Troppa grazia. Dalla camera oscura verso la luce, William Kentridge manda a fuoco il San Carlo e gli fa vedere le stelle. Ma niente paura: tutto si risolve grazie ad un Flauto Magico. In un allestimento che è davvero una favola…
Un lampo all’inizio, un diluvio alla fine. Di applausi. Così il progetto di William Kentridge (Johannesburg, 1955) per il Flauto Magico, che chiude in bellezza il 250° anniversario della nascita di Mozart al Teatro San Carlo di Napoli, si conferma l’evento della stagione, ancor più della trilogia dapontiana messa in scena da Mario Martone in primavera con enorme successo. Nei panni di regista e scenografo, il maestro sudafricano congegna un impianto potente ma non invadente, nel quale sovrana è, come dev’essere, la musica. Un allestimento di una grazia e di un’eleganza rare, soprattutto nel caso di un’opera sovente appesantita da stucchevoli allegorie massoniche ed inutili effetti speciali, rispetto ad un messaggio che, ad un primo e superficiale livello, è elementare. Con didascalica semplicità, il libretto di Emanuel Schikaneder narra infatti dell’eterna lotta tra Bene e Male (e indovinate chi vincerà….) e dell’emancipazione dalle Tenebre alla Luce che si realizza in forma sublimata nel rapporto amoroso. Resta perciò limitato il corredo simbolico (la pietra, la scala) di uno spettacolo mai sopra le righe, con ottimi cantanti a proprio agio nella camera oscura concepita dall’artista come perno della propria lettura. La macchina fotografica, dunque, leit-motiv oggettuale – attributo delle Tre Dame, che al loro primo apparire fanno balenare il flash di un vecchio apparecchio sul treppiedi– e fil rouge concettuale dell’intero singspiel, che nell’apoteosi conclusiva si chiude sotto il dominio di un occhio gigantesco, mentre il diaframma si restringe sulla coppia eletta, involata verso l’abbacinante splendore dopo il superamento delle prove iniziatiche. Un finale folgorante, degno coronamento della costante danza di luce che Kentridge dirige abilmente fin dall’ouverture, disegnando ovunque grazie ad una batteria di proiettori (che, tra gli altri, hanno il merito di aver “sfrattato” le autorità dal palco reale) scie, arabeschi, filamenti, raggi, fiamme, scrosci d’acqua, stelle, colonne stilizzate, silhouette ed ombre cinesi.

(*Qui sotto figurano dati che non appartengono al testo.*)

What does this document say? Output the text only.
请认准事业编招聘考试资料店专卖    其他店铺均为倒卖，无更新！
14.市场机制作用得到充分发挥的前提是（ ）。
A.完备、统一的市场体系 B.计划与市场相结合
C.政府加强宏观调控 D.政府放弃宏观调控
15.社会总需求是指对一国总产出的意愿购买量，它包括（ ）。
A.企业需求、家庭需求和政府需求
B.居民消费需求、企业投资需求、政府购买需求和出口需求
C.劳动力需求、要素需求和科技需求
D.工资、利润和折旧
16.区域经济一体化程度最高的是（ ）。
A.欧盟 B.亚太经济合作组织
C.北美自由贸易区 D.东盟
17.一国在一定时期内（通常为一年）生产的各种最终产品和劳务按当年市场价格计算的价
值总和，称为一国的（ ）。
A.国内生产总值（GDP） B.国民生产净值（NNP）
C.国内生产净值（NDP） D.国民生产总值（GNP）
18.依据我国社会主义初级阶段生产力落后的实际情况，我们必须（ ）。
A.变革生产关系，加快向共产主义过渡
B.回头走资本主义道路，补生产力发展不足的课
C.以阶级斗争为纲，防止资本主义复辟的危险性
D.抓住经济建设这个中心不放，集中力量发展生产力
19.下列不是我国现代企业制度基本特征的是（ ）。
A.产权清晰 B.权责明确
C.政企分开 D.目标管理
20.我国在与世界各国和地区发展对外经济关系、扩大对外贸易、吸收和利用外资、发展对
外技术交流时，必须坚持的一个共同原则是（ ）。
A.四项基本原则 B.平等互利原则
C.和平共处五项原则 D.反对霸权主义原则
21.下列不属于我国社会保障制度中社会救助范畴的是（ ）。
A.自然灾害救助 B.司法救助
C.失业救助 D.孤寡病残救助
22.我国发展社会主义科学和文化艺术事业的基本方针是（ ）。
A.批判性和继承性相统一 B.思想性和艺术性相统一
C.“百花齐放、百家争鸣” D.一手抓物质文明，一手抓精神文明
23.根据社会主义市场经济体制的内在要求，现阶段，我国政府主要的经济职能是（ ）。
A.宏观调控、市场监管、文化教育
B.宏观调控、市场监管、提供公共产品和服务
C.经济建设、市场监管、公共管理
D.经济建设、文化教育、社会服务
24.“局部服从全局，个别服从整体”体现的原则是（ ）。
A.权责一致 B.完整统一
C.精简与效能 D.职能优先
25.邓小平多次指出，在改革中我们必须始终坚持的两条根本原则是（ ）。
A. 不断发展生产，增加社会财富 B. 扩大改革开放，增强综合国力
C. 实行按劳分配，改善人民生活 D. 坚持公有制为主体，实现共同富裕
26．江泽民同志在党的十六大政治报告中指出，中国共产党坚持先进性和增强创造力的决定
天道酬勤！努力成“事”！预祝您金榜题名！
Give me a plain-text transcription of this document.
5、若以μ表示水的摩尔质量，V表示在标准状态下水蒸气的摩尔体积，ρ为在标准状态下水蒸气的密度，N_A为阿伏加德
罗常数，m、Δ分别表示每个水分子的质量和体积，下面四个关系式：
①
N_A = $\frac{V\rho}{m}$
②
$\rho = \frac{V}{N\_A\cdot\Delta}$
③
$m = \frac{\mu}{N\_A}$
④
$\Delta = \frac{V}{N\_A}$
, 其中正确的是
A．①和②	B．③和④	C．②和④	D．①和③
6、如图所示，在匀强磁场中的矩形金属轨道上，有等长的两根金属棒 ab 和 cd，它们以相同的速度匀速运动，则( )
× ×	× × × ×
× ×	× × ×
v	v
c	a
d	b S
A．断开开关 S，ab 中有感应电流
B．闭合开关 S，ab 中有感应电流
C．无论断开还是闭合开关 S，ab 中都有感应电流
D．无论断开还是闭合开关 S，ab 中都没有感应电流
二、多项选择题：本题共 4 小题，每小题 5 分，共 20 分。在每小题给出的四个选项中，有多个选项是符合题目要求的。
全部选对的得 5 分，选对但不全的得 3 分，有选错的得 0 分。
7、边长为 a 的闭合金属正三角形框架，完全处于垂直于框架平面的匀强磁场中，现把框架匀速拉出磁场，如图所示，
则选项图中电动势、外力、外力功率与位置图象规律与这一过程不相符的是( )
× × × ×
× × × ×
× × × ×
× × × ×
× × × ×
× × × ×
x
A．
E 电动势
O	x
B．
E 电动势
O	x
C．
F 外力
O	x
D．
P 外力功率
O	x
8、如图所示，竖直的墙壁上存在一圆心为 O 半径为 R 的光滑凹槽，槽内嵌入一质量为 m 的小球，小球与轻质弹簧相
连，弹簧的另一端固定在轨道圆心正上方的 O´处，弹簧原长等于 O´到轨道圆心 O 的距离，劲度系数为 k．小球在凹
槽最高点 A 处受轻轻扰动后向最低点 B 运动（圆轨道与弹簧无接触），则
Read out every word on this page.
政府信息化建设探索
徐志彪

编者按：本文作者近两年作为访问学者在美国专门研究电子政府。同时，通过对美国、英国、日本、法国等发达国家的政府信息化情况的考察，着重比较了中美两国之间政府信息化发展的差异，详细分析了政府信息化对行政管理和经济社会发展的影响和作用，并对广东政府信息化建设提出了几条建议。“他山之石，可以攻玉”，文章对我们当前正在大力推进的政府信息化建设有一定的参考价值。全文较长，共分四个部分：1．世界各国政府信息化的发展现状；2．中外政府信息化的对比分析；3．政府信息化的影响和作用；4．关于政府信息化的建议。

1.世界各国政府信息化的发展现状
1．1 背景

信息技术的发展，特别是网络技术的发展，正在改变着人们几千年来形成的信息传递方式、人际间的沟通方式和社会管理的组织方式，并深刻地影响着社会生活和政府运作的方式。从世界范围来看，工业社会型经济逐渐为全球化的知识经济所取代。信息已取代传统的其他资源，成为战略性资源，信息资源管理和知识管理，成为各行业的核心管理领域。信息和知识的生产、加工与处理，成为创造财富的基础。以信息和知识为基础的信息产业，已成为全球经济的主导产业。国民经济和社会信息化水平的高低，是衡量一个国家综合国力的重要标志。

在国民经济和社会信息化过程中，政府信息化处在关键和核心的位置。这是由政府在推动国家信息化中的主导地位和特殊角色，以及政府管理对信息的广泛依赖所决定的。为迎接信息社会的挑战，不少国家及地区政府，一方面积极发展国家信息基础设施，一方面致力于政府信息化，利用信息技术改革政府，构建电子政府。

Stupefacente l’impatto di questa visione fisica e fiabesca, astronomica (frequenti i valzer delle orbite) ed ottica (reiterati prismi, cannocchiali e camere oscure), meravigliosa nel senso pienamente barocco del termine, concretizzato sui velari improntati ad un fastoso rovinismo piranesiano. Tecnica e tecnologia fusi in un’ambientazione composita, che dall’Ottocento dei primi dagherrotipi –ispiratore dei bei costumi “vittoriani” ideati da Greta Goiris– retrocede fino ad un Egitto immaginario, disseminato di palmizi e obelischi, attraverso un Settecento di leziose voliere e carillon, senza che il regista rinunci ad altre facce della sua Africa, come il rinoceronte ballerino, poi giustiziato nel filmino d’antan di un safari. Scorrazzando nella partitura del divino Amadeus, il pirotecnico William si diverte soprattutto quand’è alle prese con Papageno l’uccellatore, grazie al quale il suo cuore d’animatore mette le ali con risultati a dir poco deliziosi (è il caso dei siparietti con Monostatos
o dei duetti con Papagena). E ancora caleidoscopi, montagne che si aprono come ventagli. Tutto si muove, nella scatola magica dell’opera, tranne i cantanti.
Perché a loro basta perlopiù il tapis roulant, sul quale entrano ed escono da una dimensione esoterica e avventurosa, comica e patetica, che li accerchia, li avvolge, li sovrasta e li imprigiona con zoomate elastiche e spostamenti dell’obiettivo, nel dinamismo a parti invertite di questo giocattolo incantato. L’unica cosa alla rovescia nel regno del saggio Sarastro, in cui tutto va per il verso giusto e il lieto fine è noto. Anche per Kentridge.